Laura Sherwood Higgins, MPH, ASW, PPSC
When I was an MSW student, I spent a summer in Bolivia volunteering in a pediatric health program. My plan was to shadow social workers in a medical setting, but I was invited to shadow and even assist physicians as well. A particular incident highlighted the challenge of fusing conflicting healthcare priorities and policies with cultural mores — a challenge social workers regularly encounter domestically and abroad.
When I asked if I could put the baby on its mother, the doctor looked at me as if I had just requested a dozen oysters on the half shell. Had I? Having arrived in La Paz just four weeks earlier, my communication skills were limited, and I wondered if I had been misunderstood.
I repeated my question, and the doctor shook her head brusquely and said, “Claro que no.” She needed to oversee the delivery of the placenta and stitch up her patient who had undergone a routine episiotomy; a baby did not belong in the middle of all of that. I was to wipe the baby down, dress him, swaddle him in his blanket, and set him down next to that other newborn baby, who was bundled up and squirming on a metal countertop next to the sink. I could not argue; I did not have the vocabulary or medical expertise to do so, nor was there time for a discussion. It was the dead of winter, and the unheated clinic sat at about 13,000 feet above sea level. The baby needed to stay warm. So, I held the baby as the nurse gave him a Vitamin K injection, and then I cleaned, dressed, and swaddled him as instructed.
However, I did not put the baby down on the countertop. Instead, I held him close to me, waited by the mother’s bedside as the placenta was delivered, watched the doctor finish her last stitches, and then, without asking any questions, I placed the newborn on his mother’s chest.
There were two loud and conflicting voices in my head: one called for cultural sensitivity and respect for the clinic and its policies (put the baby on the counter) and the other was talking about skin-to-skin contact, oxytocin levels, maternal-infant bonding, and breastfeeding (put the baby on his mama). The latter voice moved me to do something that could have been interpreted as disrespectful and paternalistic. Yet, despite being a foreigner both to Bolivian culture and the field of medicine, I wondered whether my instincts regarding infant and maternal care were somehow more valid than the standard care provided in that clinic.
After all, though the facility had been built to serve an indigenous population in El Alto, it seemed to me that little regard for the predominant culture’s mores existed. The medical providers spoke in Spanish, though the primary language of their patients was Ayamara. The women in labor were isolated from their support networks, as family members were not permitted access to the labor ward. The clinic walls were painted white, a color that the Aymara associate with death and the burial of babies.
In this severely under-resourced clinic in a country with some of the highest maternal and infant mortality rates, used needles were haphazardly thrown in cardboard boxes, body fluids were splattered on floors and countertops, and there was a dearth of plastic gloves. Myriad issues needed attention, intervention, and resources. Suggesting that this clinic reevaluate where a healthy baby was placed postpartum was, no doubt, a low priority.
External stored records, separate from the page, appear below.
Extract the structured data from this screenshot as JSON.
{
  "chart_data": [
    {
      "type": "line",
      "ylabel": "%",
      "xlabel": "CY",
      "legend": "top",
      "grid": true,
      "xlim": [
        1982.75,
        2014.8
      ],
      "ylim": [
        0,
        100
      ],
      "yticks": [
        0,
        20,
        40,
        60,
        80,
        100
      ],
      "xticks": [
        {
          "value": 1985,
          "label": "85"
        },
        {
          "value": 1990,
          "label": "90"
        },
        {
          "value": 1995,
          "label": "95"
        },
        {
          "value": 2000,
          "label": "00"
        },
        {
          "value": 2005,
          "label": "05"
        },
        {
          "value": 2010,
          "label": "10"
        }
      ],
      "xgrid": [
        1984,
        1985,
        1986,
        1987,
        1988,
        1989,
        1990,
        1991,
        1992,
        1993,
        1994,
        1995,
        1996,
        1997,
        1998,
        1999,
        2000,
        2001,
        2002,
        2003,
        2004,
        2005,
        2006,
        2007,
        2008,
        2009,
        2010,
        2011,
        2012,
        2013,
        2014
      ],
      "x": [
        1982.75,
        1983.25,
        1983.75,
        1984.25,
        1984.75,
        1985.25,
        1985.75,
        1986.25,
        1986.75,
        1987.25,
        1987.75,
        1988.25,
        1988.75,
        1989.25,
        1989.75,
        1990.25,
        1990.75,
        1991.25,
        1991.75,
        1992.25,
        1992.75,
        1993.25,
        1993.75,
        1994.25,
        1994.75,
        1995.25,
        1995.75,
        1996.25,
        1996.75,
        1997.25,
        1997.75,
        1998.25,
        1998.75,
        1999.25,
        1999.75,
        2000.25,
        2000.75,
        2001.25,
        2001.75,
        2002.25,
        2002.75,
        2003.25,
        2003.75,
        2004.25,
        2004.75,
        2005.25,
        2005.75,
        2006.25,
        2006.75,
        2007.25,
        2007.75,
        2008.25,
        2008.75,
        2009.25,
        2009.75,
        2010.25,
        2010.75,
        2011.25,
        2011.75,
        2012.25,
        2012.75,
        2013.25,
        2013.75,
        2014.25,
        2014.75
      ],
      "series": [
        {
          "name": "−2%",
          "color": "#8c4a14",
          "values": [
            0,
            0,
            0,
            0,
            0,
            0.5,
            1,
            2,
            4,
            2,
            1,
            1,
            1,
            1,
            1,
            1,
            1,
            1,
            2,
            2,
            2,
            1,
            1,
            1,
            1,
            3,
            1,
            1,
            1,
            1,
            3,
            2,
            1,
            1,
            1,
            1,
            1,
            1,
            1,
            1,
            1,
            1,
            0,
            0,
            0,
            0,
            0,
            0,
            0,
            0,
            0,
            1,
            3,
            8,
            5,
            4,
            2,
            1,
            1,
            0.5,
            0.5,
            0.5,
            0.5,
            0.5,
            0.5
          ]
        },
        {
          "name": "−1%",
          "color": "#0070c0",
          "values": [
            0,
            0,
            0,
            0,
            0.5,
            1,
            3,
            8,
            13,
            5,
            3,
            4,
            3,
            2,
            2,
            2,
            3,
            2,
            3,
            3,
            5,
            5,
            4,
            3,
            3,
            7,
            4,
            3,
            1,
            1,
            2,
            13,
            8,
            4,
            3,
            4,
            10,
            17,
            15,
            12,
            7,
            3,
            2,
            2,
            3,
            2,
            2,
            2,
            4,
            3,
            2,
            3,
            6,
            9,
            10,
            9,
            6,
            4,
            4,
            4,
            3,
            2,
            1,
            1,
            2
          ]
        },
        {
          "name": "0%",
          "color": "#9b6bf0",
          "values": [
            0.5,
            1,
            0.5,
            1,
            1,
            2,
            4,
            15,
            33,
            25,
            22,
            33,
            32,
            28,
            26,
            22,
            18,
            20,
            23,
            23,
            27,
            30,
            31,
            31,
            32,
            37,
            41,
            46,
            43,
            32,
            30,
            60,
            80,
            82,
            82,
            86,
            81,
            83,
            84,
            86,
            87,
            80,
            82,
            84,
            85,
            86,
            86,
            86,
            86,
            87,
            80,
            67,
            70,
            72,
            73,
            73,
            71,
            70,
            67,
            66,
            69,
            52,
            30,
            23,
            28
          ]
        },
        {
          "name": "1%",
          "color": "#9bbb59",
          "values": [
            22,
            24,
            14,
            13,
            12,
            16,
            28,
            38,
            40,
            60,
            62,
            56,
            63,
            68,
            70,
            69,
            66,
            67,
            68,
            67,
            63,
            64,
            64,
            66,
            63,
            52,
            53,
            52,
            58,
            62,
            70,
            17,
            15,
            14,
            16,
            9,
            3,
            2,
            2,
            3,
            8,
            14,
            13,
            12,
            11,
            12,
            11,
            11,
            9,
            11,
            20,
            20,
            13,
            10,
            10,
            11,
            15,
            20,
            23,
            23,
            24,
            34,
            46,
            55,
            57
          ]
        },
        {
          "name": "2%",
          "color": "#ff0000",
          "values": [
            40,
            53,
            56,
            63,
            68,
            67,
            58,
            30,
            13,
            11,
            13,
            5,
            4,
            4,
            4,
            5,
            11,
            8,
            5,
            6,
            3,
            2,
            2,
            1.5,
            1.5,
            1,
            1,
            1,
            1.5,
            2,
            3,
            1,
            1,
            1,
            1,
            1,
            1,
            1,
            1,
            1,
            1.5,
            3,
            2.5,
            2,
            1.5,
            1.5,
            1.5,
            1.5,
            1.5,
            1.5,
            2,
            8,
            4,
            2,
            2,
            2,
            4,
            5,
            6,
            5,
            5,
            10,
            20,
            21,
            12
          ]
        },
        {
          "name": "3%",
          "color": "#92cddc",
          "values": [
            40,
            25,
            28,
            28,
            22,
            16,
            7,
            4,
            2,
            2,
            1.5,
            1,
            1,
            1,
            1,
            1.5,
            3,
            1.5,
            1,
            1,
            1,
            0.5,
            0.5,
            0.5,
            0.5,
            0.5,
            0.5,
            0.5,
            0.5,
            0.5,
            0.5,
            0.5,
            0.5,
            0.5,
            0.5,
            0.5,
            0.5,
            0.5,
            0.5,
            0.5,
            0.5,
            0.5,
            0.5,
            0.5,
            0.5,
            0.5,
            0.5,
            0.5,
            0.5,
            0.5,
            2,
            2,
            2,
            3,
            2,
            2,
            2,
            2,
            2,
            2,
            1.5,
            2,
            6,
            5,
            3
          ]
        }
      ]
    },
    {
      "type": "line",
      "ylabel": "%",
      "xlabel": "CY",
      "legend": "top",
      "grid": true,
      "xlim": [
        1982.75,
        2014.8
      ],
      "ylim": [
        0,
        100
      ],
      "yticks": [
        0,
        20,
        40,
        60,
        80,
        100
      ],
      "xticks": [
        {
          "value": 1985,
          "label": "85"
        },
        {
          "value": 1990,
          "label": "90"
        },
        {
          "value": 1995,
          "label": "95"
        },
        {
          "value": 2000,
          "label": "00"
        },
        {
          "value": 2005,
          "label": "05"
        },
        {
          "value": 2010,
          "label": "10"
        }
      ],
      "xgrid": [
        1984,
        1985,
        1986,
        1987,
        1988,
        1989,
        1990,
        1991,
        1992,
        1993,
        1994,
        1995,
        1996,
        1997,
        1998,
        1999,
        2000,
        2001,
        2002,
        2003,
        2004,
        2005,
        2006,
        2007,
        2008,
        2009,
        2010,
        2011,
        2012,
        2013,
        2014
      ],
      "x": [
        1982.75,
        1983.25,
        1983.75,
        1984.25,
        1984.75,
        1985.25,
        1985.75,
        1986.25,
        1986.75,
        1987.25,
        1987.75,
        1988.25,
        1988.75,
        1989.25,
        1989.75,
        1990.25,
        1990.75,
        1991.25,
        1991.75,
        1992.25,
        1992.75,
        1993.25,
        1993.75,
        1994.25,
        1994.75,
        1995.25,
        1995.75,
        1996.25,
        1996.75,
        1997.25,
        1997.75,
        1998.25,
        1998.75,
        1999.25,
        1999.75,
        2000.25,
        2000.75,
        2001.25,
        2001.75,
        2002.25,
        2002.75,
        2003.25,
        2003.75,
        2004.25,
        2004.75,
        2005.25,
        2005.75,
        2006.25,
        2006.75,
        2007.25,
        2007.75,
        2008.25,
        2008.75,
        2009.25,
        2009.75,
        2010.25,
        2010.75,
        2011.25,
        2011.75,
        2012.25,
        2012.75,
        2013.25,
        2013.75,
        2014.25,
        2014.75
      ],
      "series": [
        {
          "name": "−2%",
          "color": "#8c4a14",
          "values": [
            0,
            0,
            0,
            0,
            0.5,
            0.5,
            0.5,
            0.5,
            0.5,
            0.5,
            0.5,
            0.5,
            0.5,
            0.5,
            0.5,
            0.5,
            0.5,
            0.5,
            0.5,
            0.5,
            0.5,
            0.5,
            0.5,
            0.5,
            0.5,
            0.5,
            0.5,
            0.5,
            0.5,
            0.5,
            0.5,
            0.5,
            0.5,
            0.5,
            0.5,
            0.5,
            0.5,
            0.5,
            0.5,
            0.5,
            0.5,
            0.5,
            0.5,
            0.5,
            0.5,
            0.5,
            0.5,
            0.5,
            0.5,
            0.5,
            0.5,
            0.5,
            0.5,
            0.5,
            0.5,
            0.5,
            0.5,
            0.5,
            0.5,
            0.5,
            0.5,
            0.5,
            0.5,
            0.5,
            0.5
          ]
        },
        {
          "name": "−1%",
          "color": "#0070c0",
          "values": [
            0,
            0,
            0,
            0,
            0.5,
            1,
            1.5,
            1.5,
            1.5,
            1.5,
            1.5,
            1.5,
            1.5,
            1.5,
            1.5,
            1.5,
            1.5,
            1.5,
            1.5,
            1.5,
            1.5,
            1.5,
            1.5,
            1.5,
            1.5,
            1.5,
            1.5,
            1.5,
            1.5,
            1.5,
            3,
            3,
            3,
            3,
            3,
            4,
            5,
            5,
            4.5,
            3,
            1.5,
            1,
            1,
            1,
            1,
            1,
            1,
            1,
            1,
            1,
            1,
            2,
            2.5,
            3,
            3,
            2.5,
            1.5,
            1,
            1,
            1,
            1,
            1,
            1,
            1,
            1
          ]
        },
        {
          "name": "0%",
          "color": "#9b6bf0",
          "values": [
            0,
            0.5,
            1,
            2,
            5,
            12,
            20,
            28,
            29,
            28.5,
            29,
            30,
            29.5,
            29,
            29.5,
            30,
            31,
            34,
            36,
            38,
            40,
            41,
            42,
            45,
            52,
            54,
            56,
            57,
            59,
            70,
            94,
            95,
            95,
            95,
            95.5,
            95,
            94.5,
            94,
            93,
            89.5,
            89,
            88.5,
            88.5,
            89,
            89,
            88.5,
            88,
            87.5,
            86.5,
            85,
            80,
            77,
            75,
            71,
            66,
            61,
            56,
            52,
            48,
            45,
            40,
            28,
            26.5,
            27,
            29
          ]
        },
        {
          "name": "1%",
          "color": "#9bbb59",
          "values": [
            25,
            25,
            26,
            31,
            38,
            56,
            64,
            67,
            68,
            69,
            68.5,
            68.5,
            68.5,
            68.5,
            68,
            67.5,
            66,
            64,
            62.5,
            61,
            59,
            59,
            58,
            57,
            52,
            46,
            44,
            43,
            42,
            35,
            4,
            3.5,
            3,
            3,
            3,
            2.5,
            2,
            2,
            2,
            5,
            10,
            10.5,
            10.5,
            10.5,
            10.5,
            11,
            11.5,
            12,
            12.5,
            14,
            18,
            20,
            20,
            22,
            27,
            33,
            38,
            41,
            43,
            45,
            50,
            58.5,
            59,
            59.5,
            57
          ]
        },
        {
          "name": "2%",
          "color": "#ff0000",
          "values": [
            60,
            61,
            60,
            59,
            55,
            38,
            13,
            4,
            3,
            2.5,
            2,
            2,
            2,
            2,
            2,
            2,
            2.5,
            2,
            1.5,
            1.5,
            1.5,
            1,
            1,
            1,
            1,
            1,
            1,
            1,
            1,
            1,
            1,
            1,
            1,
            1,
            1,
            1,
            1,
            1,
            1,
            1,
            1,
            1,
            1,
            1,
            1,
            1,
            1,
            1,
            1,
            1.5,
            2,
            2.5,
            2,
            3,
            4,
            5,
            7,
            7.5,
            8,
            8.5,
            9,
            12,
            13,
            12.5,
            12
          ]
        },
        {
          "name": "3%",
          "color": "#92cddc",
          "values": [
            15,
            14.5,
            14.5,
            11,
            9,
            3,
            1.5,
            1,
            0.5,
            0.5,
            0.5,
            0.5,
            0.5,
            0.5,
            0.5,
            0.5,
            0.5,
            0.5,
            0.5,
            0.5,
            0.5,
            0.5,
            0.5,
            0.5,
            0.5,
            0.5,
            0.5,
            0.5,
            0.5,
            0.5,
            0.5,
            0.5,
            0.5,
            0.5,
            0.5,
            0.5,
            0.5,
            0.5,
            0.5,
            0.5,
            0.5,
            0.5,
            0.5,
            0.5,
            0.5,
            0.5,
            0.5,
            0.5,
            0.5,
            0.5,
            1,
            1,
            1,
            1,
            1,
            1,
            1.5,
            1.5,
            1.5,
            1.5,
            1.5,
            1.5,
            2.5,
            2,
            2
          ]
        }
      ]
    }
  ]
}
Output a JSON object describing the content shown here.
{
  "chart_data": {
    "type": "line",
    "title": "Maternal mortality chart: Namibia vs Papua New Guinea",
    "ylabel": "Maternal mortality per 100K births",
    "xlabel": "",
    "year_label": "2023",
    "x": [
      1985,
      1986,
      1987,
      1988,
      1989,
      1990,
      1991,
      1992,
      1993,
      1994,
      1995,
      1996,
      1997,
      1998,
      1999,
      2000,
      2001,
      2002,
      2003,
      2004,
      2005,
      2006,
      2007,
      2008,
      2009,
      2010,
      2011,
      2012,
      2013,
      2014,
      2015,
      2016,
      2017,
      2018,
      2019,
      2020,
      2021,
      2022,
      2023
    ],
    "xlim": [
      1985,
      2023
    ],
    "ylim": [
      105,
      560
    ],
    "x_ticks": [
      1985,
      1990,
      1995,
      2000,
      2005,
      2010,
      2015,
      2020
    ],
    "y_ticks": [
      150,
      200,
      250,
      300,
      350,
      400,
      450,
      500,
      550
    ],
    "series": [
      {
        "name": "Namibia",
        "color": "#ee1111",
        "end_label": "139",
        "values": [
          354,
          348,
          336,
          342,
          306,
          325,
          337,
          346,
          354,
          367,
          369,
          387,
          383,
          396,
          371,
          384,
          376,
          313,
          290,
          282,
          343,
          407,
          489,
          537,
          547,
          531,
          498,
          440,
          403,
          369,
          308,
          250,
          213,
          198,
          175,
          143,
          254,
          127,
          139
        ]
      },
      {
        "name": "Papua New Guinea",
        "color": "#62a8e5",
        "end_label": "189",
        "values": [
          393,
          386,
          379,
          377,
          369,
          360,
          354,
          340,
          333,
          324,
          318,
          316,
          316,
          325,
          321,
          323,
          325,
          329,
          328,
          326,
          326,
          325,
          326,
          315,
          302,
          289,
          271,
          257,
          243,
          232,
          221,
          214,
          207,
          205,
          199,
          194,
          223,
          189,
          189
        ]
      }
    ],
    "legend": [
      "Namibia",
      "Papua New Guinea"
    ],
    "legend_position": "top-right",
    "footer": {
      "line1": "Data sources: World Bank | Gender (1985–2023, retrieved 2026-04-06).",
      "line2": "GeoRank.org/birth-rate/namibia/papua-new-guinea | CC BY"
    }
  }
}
Still, there are empirically-based physiological and psychological benefits associated with keeping healthy mothers and infants together immediately following birth. Despite the doctor’s instructions, my scant medical ken, and my visitor status in Bolivia and in the labor room, I felt compelled to do whatever I could — whatever I knew how to do — to promote the health of the infant in his first moments out of the womb.
What I did felt justified on a visceral level, and it was supported by recent studies. Yet, I had meddled in a system more complex than a newly-arrived gringa could comprehend. The relationship of the clinic to the Ayamara community, the expectations of the mother and her family, and the priorities and responsibilities of the health providers were all unknown to me. My actions may have been culturally insensitive, and I definitely overstepped boundaries. Even so, I think I would do it again.
Attempting to demonstrate cultural humility in a complex, culturally-diverse field elucidates a sometimes-grey area where ethics can become convoluted. When we work with disenfranchised groups within disenfranchised groups, how do we advocate for the most vulnerable group? How do we reconcile our own knowledge, expertise, and personal experience when it is contrary to the prevailing culture in which we are working? To what degree do we set aside our own expertise to adapt to policies and cultural mores? How do we make positive change while practicing cultural humility? While the answers to these questions seem abstruse and, at times, impossible to reach, continually asking such questions with curiosity and openness seems foundational to social service work.Laura Sherwood Higgins, MPH, ASW, PPSC has worked with children and their families as a School Social Worker in the San Francisco Unified School District since 2011. Originally from Santa Cruz, California, she received her MSW with a concentration in Health from UC Berkeley's School of Social Welfare and her MPH with a concentration in Maternal and Child Health from UC Berkeley's School of Public Health. Laura has worked in a series of positions — voluntary and paid — in the social services and health sectors, in diverse communities, and on a variety of issues, from food insecurity to mental health. Outside of work, she likes spending time in redwood forests, fly fishing, and traveling the world over.